Links are important for the publication of rdf data on the web. We call data interlinking the process of generating links identifying same resource described in two data sets. Data interlinking parallels ontology matching: from two datasets (d and d') it generates a set of links (also called a linkset, L).

We have extended the notion of database keys in a way which is more adapted to the context of description logics and the openness of the semantic web [11] (Time did not permit to input properly all publications in HAL v3. We understand well that these are thus not Inria publications. However, we put them as footnotes in case they may interest the reader. They are all directly available from our team web site.). Like alignments, link keys [3] are assertions across ontologies and are not part of a single ontology. We have introduced the notion of a link key which is a combination of such keys with alignments. More precisely, a link key is an expression Keq,Kin,C such that:

  • Keq is a set of pairs of property expressions;

  • Kin is a set of pairs of property expressions;

  • C is a correspondence between classes.

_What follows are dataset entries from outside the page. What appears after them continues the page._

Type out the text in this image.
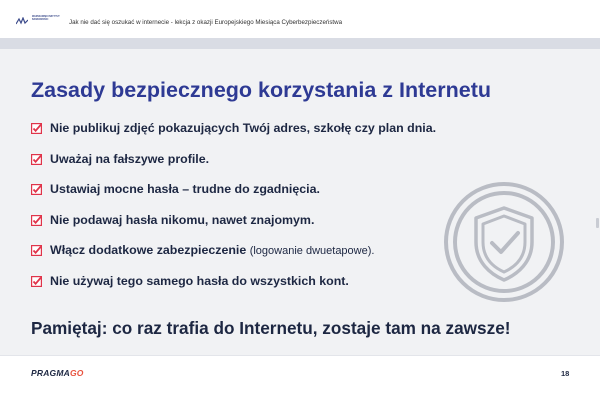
WARSZAWSKI INSTYTUT BANKOWOŚCI	Jak nie dać się oszukać w internecie - lekcja z okazji Europejskiego Miesiąca Cyberbezpieczeństwa
Zasady bezpiecznego korzystania z Internetu
Nie publikuj zdjęć pokazujących Twój adres, szkołę czy plan dnia.
Uważaj na fałszywe profile.
Ustawiaj mocne hasła – trudne do zgadnięcia.
Nie podawaj hasła nikomu, nawet znajomym.
Włącz dodatkowe zabezpieczenie (logowanie dwuetapowe).
Nie używaj tego samego hasła do wszystkich kont.

Pamiętaj: co raz trafia do Internetu, zostaje tam na zawsze!

PRAGMAGO	18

Such a link key holds if and only if for any pair of resources belonging to the classes in correspondence such that the values of their property in Keq are pairwise equal and the values of those in Kin pairwise intersect, the resources are the same.

As can be seen, link key validity is only relying on pairs of objects in two different data sets. We further qualify link keys as weak, plain and strong depending on them satisfying further constraints: a weak link key is only valid on pairs of individuals of different data sets, a plain link key has to apply in addition to pairs of individuals of the same data set as soon as one of them is identified with another individual of the other data set, a strong link key is a link key which is also a key for each data set, it can be though of as a link key which is made of two keys.

Link keys can then be used for finding equal individuals across the two data sets and generating the corresponding owl:sameAs links.